Low food security is associated with negative developmental outcomes in infants and toddlers.6 Persistently low food security in early childhood is associated with long-term lower health status.7 For children at school age, this can adversely affect academic performance, weight gain, and social skills.8 With the large population of farmworkers in the United States, food security among their families is an important public health issue.

Previous reports of food security for farmworker households have found 20% to 80% to be food insecure.9–14 However, all of these reports have been cross-sectional, and most have used an extended recall period, asking respondents to recall whether their household was food insecure at any time during the past year. Such data provide no information on the duration of food security states or on factors associated with transitions in and out of low food security. Examining food security over time as a dynamic construct is necessary to understand its duration and to develop protective measures for low food security.

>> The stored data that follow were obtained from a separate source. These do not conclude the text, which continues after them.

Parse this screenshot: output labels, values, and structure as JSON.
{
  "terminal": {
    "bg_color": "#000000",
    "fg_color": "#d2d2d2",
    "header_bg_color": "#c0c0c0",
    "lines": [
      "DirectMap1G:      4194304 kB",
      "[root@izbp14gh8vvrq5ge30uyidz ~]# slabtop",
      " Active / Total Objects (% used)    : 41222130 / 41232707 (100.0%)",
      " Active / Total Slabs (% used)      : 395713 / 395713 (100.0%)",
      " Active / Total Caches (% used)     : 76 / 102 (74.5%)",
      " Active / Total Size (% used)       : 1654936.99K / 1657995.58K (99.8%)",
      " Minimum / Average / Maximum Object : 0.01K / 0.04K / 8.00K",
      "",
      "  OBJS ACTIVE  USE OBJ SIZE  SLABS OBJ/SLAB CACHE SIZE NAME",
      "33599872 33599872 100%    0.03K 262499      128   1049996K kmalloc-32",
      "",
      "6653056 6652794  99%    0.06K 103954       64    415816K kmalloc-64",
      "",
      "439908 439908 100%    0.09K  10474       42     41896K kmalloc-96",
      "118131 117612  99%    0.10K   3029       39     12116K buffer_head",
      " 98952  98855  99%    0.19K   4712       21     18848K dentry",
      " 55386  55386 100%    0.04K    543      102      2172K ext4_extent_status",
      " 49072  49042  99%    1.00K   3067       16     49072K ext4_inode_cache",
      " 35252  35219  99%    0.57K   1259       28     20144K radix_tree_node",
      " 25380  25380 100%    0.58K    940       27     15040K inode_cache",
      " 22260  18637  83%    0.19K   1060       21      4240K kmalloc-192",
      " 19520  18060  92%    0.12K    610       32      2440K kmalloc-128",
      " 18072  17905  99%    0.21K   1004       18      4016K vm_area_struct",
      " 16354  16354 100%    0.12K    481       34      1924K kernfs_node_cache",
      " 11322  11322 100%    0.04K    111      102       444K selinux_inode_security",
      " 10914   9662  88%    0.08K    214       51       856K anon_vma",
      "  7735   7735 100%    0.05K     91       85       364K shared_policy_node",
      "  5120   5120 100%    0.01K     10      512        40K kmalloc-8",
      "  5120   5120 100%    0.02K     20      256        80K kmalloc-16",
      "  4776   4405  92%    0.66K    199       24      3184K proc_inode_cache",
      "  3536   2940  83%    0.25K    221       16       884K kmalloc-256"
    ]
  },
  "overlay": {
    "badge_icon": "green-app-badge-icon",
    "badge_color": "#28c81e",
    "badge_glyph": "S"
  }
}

This repeated-measures study gathered data quarterly for 24 months, and examined different states of food security by using the 18-item US Household Food Security Survey Module.15 Instead of constructing a single score, we used the full item set to form a food security profile. The approach allowed us to delineate several different states of food security within the food security profile, and examine the dynamic of change in food security over the 24-month period. The aims of the study were to (1) describe multiple states of food security of farmworker households, (2) identify factors associated with the different food security states, and (3) delineate the dynamic of change in food security states across a period of 24 months.

METHODS

We used a sample of 248 families from the Niños Sanos study for the current analysis. Niños Sanos is a longitudinal study designed to describe the dietary and physical activity patterns16 of farmworkers’ children across 8 consecutive quarters. We recruited Latino farmworker families with young children in North Carolina. Eligible participants were women who self-identified as Latino, had a 3-year-old (aged from 2.5 years to 3.5 years) coresident child, and had at least 1 member of the household that worked in farm work during the past year.

Sampling

Because no sampling frame of Latino farmworker families exists and because the narrow child age range would require contacting a substantial fraction of the eligible population, we developed a site-based sampling plan17–20 to provide as large a contact base as possible. This approach is appropriate for hard-to-reach populations, and has been used in the investigators’ previous immigrant health research,21–23 based on well-developed relationships with farmworker-serving institutions. “Sites” are organizations or locations with which members of the target community are associated. All families are likely associated with at least 1 site and most with multiple sites. In this study, site categories (and number of sites within categories) were Head Start and Migrant Head Start Programs (n = 7), migrant education programs (n = 15), community health centers (n = 4), Special Supplemental Nutrition Program for Women, Infants, and Children (n = 1), community partner nonprofit organizations serving Latino immigrants (n = 2), and stores, churches, and events serving predominantly farmworkers (n = 7). In addition, community data collectors conducted door-to-door recruitment in multiple Latino neighborhoods and farmworker camps, and contacted families from previous Latino health studies and from personal networks.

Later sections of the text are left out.